Anthony Mann, nacido Emil Anton Bundsman en el seno de unos emigrantes judíos alemanes en los Estados Unidos, fue uno de esos gigantes que hicieron arte en la industria de Hollywood. El que fuera, a efectos de inventario frívolo, marido fugaz de Sara Montiel (a la que dirigió en su peor película) y víctima del productor Kirk Douglas en Espartaco (le despidió a pesar de que lo rodado por él era magnífico) exhibió su talento sobre todo en el western (El hombre del Oeste, El hombre de Laramie, Winchester 73...) y también en sus inicios dentro de la serie B con títulos admirables.

Para conocer mejor su obra se impone la lectura del exhaustivo estudio que ha publicado Francisco Javier Urkijo en Cátedra. Para él, Mann ha sido "uno de los mejores y más importantes directores de Hollywood. Sobresaliente entre sus compañeros de generación (como Welles, Huston o Tourneur), alcanza una madurez expresiva a lo largo de los años cincuenta que conduce sus acabados hasta las realidades del arte audiovisual".

Mann fue menospreciado "a causa de su fertilidad en el filme de género y en nombre de las modas momentáneas que se han ido sucediendo. Principalmente por haber dedicado lo mejor de sus energías al western. Han sido necesarios muchísimos años plagados de oilvidos y de tópicos desde su muerte prematura, ocurrida en 1967, para que crítica y profesión le hayan terminado por reconocer como un gran creador y renovador". Hoy, matiza el autor, "se le alaba y se reconocen sus méritos en foros minoritarios para iniciados. Pero incluso ese aplauso, prácticamente clandestino, deviene injusto debido a que, en la mayoría de los casos, se articula solo sobre el conocimiento de una parte filmográfica de su obra, la más célebre y aireada por los medios de comunicación y difusión: aquella que se corresponde con sus westerns de los años 50 y con las superproducciones de los 60. Quedan, así, en un olvido muy difícil de llenar sus impresionantes thrillers de serie B y sus ejercicios de estilo con producción independiente, repartidos entre las décadas de los 40 y 50".

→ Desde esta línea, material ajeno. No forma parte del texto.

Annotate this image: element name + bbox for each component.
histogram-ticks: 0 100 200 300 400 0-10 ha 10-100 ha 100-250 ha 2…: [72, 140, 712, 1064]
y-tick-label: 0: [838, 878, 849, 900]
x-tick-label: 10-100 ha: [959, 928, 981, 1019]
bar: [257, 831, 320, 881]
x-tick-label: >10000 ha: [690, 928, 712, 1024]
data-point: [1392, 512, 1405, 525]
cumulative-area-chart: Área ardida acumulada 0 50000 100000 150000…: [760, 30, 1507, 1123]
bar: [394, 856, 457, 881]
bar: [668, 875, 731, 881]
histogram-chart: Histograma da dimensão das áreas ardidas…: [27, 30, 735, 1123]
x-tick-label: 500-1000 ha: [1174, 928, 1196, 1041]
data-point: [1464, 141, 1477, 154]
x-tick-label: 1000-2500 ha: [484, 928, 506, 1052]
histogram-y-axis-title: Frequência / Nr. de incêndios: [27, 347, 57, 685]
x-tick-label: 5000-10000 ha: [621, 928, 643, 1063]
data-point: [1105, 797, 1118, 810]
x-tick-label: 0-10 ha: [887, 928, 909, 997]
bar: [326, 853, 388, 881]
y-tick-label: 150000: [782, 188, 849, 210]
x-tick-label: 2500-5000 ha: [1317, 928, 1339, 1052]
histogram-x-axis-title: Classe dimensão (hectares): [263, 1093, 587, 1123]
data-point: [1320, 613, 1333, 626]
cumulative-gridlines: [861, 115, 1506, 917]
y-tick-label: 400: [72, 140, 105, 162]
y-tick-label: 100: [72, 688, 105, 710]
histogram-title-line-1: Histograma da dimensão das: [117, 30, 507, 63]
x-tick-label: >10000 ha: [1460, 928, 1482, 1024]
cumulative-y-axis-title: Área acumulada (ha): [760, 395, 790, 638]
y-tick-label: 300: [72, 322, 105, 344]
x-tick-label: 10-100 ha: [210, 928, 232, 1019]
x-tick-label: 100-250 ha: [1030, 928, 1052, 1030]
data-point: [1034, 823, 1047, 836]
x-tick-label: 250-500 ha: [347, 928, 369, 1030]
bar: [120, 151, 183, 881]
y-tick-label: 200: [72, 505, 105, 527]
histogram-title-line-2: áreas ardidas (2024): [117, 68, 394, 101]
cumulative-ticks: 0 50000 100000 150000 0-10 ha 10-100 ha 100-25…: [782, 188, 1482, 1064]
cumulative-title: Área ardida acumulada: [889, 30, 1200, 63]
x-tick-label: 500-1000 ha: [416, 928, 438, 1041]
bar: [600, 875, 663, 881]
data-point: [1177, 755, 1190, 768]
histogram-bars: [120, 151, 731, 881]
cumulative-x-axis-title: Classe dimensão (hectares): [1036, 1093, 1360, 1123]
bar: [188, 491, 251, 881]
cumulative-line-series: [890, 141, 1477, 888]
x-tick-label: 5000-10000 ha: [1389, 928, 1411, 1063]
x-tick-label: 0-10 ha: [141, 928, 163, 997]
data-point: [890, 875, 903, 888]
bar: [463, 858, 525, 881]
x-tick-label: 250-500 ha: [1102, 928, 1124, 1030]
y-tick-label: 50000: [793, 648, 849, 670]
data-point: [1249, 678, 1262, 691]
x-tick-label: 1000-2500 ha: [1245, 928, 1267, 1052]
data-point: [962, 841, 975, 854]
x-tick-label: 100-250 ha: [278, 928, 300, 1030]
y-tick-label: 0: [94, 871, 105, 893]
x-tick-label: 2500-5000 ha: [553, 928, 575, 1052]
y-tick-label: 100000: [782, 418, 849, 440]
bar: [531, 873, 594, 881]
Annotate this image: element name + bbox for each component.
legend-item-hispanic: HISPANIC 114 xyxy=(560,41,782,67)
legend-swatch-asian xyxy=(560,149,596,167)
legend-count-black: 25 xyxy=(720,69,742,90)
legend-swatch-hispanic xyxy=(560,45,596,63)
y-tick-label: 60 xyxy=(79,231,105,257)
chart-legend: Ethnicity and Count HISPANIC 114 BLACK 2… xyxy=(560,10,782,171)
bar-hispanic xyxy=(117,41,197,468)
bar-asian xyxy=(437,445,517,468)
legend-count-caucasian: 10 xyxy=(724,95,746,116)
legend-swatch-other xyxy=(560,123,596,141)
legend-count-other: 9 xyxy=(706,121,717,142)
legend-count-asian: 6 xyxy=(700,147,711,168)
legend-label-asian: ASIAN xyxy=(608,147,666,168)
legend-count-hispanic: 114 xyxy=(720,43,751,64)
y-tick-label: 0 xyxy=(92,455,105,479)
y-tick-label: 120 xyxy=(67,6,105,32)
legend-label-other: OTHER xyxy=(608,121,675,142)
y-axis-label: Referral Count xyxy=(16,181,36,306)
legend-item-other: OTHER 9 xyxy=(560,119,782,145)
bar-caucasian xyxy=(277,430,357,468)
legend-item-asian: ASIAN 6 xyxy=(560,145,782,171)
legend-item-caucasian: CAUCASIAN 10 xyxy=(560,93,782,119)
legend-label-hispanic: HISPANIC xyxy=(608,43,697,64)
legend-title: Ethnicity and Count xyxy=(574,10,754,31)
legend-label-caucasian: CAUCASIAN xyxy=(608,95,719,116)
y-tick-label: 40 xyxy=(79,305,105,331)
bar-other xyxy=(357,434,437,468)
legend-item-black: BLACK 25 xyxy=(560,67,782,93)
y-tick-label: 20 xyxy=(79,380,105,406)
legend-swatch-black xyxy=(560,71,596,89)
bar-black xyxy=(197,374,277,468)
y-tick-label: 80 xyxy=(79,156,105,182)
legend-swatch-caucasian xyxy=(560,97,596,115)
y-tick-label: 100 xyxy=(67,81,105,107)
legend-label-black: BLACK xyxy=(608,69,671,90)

Sensible como ningún otro cineasta a la realidad del espacio antes que a los elementos que lo desocupan y lo pueblan, "Anthony Mann consigue un retrato de la tridimensionalidad en sus encuadres prácticamente irrepetible. Podríamos calificarle sin temor como un Oteiza de la cinematografía, porque, mayoritariamente, en las tensiones dramáticas de sus planos importan más las distancias entre los personajes, los ambientes en que están envueltos, las coordenadas del vacío como absoluto espacial que las fidelidades argumentales y de acción, algo que no ocurre con la mayoría de películas producidas en Occidente".

No ha habido ningún otro director "con unos sentidos escultóricos, del volumen y del espacio tan punzantes en el cine, y por eso mismo ningún otro con una sensibilidad tan acusada para utilizar el aire de los planos, la visualización del vacío, de forma tan nítida y al mismo tiempo acertada".

Como a todos sus compañeros de generación, a Mann "le cupo en suerte acceder a la dirección gracias a los reajustes laborales que conmovieron Hollywood durante la Segunda Guerra Mundial. Aprovechando la ausencia de los directores pioneros, ahora en su mayoría moviilizados para cuvrie la vertiente documental y reportajista delconfliucto,productores y jefes de estudio promocionaron a los nuevos valores bajo fórmulas contractuales realmente draconianas". Una gran escuela para un gran director.